Why vitamin D co-administration keeps coming up
A recurring theme is that the clearest signals appear with calcium taken alone, not with calcium combined with vitamin D. The WHI CaD trial used the combination and was null overall [3]; meta-analyses that separate the two consistently find the harm concentrated in monotherapy [4][5]. Whether that reflects a true protective interaction or simply different trial populations is unresolved, but it underlies the practical advice that, if a supplement is needed, the combined product is the more defensible choice.
Population vs individual decision making
Even on the least favourable reading, the absolute risk is small, and it has to be weighed against calcium's modest skeletal benefit.
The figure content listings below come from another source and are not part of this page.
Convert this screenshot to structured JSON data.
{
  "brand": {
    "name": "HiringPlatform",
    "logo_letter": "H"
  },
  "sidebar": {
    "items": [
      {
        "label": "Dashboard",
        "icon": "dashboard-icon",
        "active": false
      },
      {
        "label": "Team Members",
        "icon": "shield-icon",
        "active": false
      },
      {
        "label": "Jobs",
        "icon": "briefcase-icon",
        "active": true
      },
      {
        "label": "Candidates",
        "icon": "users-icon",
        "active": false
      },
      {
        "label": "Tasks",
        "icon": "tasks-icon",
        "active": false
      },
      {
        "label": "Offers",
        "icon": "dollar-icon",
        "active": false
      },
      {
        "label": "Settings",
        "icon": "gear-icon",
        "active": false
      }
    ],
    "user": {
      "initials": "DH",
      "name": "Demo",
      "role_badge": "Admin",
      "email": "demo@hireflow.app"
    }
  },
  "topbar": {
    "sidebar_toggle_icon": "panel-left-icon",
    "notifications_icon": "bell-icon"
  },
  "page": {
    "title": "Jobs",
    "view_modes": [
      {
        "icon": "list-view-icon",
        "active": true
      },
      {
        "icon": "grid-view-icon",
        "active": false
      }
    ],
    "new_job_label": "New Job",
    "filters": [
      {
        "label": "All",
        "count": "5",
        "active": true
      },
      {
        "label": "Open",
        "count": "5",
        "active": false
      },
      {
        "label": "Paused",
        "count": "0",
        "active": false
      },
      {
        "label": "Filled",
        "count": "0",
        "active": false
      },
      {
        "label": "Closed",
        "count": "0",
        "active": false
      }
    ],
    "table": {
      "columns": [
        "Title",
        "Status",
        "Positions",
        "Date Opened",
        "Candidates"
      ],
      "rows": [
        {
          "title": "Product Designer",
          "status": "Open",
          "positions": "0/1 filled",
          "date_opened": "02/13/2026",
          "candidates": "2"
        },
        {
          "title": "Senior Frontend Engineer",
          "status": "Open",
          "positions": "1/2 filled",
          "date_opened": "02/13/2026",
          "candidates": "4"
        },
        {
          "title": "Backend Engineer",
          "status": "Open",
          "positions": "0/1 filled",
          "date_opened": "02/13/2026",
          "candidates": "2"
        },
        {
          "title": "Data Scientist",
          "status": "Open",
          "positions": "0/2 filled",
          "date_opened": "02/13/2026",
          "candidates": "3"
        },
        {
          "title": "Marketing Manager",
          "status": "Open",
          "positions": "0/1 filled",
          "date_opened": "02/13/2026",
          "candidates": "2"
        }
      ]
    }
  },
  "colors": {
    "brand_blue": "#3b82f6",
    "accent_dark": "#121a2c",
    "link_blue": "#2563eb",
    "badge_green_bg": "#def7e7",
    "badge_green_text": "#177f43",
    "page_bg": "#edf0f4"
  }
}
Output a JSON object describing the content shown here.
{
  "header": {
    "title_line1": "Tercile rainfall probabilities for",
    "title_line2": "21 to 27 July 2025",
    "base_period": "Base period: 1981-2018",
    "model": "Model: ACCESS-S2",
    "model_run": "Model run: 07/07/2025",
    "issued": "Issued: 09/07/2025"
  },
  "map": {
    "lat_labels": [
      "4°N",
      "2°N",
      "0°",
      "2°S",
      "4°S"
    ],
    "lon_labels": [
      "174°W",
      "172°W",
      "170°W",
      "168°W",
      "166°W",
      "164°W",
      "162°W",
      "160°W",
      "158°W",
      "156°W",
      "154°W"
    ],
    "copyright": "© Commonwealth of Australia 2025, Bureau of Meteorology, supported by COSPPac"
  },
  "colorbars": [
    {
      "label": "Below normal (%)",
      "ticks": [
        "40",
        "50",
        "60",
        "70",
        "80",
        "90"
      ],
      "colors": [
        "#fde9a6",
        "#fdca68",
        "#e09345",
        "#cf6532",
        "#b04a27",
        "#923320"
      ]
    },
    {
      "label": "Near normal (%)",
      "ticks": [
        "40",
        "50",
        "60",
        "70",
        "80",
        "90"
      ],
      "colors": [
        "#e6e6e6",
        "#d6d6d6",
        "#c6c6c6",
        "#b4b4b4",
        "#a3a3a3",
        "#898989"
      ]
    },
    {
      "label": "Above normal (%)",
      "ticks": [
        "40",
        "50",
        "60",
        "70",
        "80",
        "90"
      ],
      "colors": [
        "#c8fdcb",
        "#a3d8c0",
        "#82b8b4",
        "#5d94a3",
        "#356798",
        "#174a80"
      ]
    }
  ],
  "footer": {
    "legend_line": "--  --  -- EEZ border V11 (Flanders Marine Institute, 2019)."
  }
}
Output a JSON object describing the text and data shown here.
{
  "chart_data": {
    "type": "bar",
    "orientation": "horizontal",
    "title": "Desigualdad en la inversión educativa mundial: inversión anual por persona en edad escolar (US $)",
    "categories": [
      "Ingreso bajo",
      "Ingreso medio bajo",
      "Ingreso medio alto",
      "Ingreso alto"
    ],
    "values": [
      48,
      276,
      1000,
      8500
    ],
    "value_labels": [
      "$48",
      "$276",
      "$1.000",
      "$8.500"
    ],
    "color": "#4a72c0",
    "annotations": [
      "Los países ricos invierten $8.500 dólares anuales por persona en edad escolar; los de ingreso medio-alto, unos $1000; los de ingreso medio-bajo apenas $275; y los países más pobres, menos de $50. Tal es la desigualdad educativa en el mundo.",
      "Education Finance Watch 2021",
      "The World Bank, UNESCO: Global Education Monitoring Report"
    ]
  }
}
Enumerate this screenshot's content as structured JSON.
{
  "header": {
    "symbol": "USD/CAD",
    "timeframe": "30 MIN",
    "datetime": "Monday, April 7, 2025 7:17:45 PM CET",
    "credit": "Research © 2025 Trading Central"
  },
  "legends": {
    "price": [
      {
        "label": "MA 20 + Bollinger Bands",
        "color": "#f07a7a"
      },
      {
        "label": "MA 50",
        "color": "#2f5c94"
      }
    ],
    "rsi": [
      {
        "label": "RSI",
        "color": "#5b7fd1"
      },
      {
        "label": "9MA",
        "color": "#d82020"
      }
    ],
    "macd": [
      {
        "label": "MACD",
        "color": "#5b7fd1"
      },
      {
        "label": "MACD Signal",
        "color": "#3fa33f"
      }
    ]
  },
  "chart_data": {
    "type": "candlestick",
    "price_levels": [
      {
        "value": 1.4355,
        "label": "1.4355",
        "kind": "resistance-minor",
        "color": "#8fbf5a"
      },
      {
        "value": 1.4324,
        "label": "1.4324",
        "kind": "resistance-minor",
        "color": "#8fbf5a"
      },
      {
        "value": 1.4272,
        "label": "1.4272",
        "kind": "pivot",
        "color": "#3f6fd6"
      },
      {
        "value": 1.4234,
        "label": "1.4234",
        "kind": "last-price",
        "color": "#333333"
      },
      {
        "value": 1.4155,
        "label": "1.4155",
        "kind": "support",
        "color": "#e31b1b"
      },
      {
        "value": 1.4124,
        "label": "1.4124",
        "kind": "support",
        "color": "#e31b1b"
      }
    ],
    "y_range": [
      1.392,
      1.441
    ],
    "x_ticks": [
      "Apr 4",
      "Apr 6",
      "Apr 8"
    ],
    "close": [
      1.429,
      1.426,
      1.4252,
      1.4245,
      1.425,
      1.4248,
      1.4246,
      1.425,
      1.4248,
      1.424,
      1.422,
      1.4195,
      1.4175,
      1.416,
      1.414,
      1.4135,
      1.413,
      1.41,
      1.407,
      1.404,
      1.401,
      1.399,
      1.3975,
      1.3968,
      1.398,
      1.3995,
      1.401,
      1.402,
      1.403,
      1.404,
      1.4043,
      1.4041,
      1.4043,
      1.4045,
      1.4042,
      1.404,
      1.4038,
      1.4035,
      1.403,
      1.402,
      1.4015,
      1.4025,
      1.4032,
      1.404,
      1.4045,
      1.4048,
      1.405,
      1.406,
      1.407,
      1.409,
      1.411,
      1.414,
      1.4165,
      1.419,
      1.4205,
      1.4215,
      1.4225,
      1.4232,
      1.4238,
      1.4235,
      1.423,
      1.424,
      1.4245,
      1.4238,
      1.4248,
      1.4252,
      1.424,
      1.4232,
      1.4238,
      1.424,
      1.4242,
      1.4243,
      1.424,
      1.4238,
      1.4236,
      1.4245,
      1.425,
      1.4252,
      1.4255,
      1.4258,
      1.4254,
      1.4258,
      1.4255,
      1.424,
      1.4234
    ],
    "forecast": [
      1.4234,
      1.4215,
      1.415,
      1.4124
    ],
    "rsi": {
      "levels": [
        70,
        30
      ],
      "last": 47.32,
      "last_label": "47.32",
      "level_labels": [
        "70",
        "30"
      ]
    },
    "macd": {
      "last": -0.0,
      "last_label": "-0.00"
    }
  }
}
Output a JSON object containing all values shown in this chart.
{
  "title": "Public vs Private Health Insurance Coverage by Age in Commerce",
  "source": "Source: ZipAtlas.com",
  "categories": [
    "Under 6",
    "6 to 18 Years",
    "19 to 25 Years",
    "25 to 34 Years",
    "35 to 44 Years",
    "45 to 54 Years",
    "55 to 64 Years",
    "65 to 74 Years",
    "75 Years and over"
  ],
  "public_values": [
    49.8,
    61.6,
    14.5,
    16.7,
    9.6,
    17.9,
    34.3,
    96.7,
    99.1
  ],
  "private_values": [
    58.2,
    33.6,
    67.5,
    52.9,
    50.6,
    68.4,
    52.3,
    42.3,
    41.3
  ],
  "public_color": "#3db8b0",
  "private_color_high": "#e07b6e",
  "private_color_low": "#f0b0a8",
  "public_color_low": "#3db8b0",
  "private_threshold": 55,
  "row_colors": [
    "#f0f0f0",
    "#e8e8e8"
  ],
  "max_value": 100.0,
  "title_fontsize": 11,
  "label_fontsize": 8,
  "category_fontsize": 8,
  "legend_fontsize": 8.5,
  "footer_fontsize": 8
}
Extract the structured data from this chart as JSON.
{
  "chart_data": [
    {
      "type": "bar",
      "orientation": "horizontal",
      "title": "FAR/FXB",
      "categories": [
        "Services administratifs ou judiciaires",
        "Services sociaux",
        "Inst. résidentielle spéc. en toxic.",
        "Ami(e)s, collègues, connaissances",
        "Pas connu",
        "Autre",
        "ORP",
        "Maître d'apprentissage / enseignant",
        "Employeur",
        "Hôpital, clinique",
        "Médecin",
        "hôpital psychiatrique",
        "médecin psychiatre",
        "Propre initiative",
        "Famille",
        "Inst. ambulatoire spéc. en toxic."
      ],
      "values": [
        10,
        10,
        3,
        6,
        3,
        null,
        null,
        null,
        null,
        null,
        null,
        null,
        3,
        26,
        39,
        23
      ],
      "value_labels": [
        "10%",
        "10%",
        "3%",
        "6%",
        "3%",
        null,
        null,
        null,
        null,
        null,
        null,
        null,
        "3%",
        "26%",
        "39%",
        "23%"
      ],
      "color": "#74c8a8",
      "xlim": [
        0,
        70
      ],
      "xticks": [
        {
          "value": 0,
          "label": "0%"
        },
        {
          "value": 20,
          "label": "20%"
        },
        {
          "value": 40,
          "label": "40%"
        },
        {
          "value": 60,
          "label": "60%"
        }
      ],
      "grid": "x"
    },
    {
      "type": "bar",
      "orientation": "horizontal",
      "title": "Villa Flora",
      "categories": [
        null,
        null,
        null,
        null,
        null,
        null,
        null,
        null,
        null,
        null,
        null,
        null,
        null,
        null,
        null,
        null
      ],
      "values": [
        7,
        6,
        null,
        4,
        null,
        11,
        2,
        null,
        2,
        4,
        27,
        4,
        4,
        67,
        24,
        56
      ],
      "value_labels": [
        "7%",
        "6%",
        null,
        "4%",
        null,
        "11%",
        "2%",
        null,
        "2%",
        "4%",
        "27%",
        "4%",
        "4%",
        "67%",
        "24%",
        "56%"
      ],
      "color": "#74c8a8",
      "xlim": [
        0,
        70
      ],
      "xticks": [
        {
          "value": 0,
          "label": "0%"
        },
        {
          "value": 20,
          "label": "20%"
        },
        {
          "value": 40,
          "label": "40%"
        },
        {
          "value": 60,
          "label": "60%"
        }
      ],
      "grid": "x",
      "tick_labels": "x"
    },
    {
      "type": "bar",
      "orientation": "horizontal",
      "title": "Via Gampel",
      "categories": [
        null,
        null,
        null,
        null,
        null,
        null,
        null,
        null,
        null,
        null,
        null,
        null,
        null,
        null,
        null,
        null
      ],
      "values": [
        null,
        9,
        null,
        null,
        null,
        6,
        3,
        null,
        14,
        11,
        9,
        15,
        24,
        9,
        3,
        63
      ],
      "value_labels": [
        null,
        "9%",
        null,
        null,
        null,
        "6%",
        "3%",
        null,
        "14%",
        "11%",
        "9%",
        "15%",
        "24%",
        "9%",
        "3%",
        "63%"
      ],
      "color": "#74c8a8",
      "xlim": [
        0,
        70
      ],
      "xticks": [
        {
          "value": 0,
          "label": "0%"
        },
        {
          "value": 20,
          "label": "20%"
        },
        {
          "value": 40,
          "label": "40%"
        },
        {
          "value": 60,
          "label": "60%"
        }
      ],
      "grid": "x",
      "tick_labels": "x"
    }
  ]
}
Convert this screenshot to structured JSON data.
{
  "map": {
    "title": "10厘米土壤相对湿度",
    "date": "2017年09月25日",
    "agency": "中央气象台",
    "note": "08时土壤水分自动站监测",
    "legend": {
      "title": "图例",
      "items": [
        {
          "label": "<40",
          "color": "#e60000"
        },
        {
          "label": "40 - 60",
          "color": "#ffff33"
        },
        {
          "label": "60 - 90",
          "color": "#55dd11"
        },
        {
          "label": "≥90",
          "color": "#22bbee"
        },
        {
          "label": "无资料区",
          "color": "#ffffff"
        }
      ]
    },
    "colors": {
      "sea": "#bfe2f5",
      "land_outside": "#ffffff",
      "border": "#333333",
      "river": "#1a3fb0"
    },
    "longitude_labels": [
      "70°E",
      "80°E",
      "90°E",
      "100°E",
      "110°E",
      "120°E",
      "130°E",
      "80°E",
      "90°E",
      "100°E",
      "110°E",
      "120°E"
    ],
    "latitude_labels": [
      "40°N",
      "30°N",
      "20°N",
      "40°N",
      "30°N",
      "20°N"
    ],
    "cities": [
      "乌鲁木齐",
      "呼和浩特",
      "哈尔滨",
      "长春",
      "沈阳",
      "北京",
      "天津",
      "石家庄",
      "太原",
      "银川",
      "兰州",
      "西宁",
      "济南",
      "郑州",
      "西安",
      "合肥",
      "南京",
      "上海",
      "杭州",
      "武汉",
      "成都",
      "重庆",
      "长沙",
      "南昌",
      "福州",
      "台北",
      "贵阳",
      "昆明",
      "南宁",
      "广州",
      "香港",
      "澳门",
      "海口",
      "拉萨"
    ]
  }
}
A wider review by the same group that raised the alarm concluded that calcium supplements reduce total fractures by only 0–10% while increasing gastrointestinal side effects, kidney stones (about 17%), and — on their analysis — myocardial infarction by 20–40%, and argued the risk–benefit balance for routine supplementation is unfavourable [7]. Others, citing the null 2023 meta-analysis, regard that conclusion as overstated [6]. Where they agree: prioritise dietary calcium, reserve supplements for people who genuinely cannot reach roughly 1,000–1,200 mg/day from food, keep individual doses modest (around 500 mg, with meals), and favour a combined calcium–vitamin D product over calcium alone.
Sources
- Bolland MJ, Avenell A, Baron JA, Grey A, MacLennan GS, Gamble GD, Reid IR. "Effect of calcium supplements on risk of myocardial infarction and cardiovascular events: meta-analysis." BMJ, 2010;341:c3691. PMID 20671013. DOI: 10.1136/bmj.c3691.
- Reid IR, Bolland MJ, Avenell A, Grey A. "Cardiovascular effects of calcium supplementation." Osteoporosis International, 2011;22(6):1649–1658. PMID 21409434. DOI: 10.1007/s00198-011-1599-9.
- Hsia J, Heiss G, Ren H, Allison M, Dolan NC, Greenland P, Heckbert SR, et al. "Calcium/vitamin D supplementation and cardiovascular events." Circulation, 2007;115(7):846–854. PMID 17309935. DOI: 10.1161/CIRCULATIONAHA.106.673491.
- Bolland MJ, Grey A, Avenell A, Gamble GD, Reid IR. "Calcium supplements with or without vitamin D and risk of cardiovascular events: reanalysis of the Women's Health Initiative limited access dataset and meta-analysis." BMJ, 2011;342:d2040. PMID 21505219. DOI: 10.1136/bmj.d2040.
- Yang C, Shi X, Xia H, Yang X, Liu H, Pan D, Sun G. "The Evidence and Controversy Between Dietary Calcium Intake and Calcium Supplementation and the Risk of Cardiovascular Disease: A Systematic Review and Meta-Analysis of Cohort Studies and Randomized Controlled Trials." Journal of the American College of Nutrition, 2020;39(4):352–370. PMID 31625814. DOI: 10.1080/07315724.2019.1649219.
- Sim MG, Teo YN, Teo YH, Syn NL, Li TYW, Yeo LLL, Kong WKF, et al. "Association Between Calcium Supplementation and the Risk of Cardiovascular Disease and Stroke: A Systematic Review and Meta-Analysis." Heart, Lung & Circulation, 2023;32(10):1230–1239. PMID 37743221. DOI: 10.1016/j.hlc.2023.07.008.
- Reid IR, Bristow SM, Bolland MJ. "Calcium supplements: benefits and risks." Journal of Internal Medicine, 2015;278(4):354–368. PMID 26174589. DOI: 10.1111/joim.12394.